The debate focused on the impact a member had on the business. HMRC’s view, was that:
“Significant influence is significant managerial influence, and a high earner (or significant biller in the context of a law firm) only wields significant influence if that financial contribution is reflected in “managerial clout”. Furthermore, the inference must be over the overall affairs of the partnership and not just to one or more aspects of them.”
The Tribunal however disagreed, stating that:
“…. the expression “affairs of the partnership” is not restricted to the affairs of the partnership generally but can be over an aspect of the affairs of the partnership. I also agree with her that the starting point for this analysis must be a consideration of what those affairs are; in other words, what does the partnership do.”
Portfolio managers who were members looking after significant portfolios (at least $100 million) were found to have significant influence on the basis that they made a substantial financial impact to the business and were also instrumental in operational decisions such as recruitment and managing relationships. These members were also experienced in the marketplace and trusted at the firm. As such, their role was akin to partners of a traditional partnership who are expected to “find, mind and grind” i.e., to find work, supervise others to undertake and deliver the work and to do the work themselves.
However, for non-portfolio managers, whilst they may have assisted portfolio managers in having significant influence, there was no evidence to suggest that they themselves had a significant impact, like the portfolio managers, on the business activity; and that their roles could be undertaken by an employee in a traditional partnership.
“For example, the head of tax is “Responsible for Tax department including dealing with fiscal authorities around the world and instructing advisers in all jurisdictions. Responsible for agreeing group tax strategy with ExCo”. It is not possible for me to translate this into some form of evidence concerning the influence of that individual over the affairs of the partnership in the sense that he or she contributed significantly to the provision of the back-office services to other members of the Group. The same is true regarding the summaries provided for the other heads of department.”
Accordingly, for the non-portfolio managers, it was decided that they met condition B.
The case serves as a reminder for all UK LLPs to review their rationale for why they believe members are not disguised employees. We at Centralis Governance, Risk & Compliance can guide you through the salaried member rules.

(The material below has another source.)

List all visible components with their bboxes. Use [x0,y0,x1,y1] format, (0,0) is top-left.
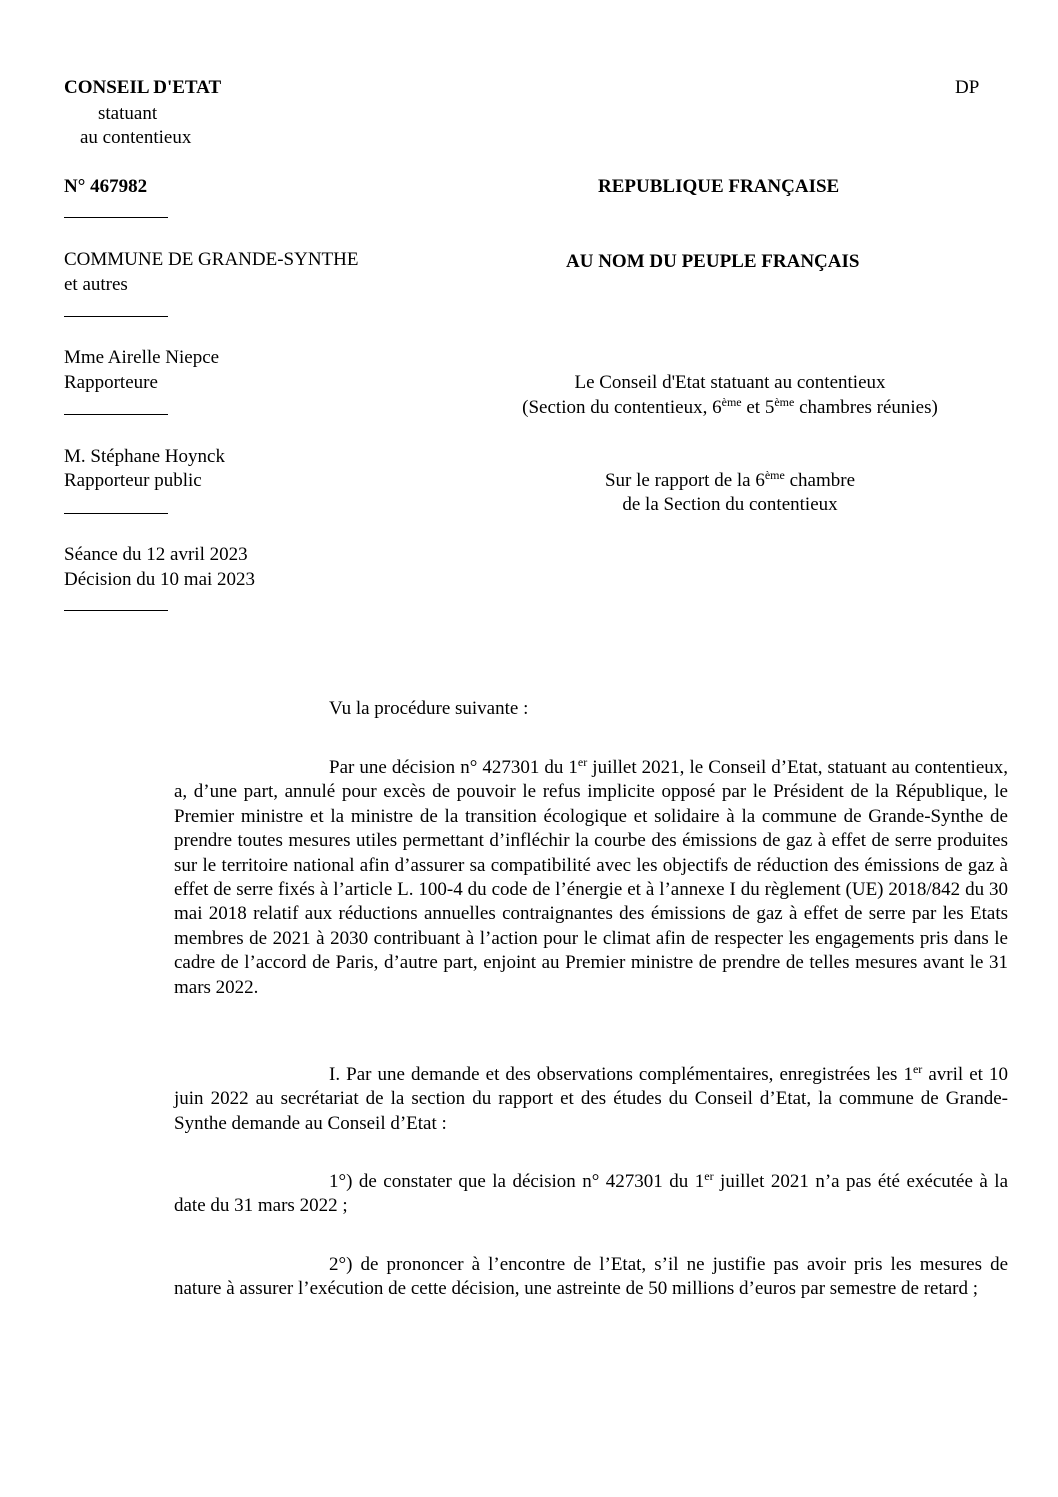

For new startups in particular, the choice of LLP versus LTD needs to be carefully considered. Bearing in mind that LTD’s facilitate the retention of capital for IFPR purposes, and together with tax simplicity, a LTD may be the better option. However each case is different and where it is clear that individuals fail a salaried member condition (and are therefore genuine partners) then the advantages of an LLP may outweigh tax simplicity. From an IFPR perspective, discretionary remuneration (for genuine partners) does not inflate capital and liquidity requirements in the same way that non discretionary salaries do. So a weighing up exercise of LLP versus LTD is definitely required.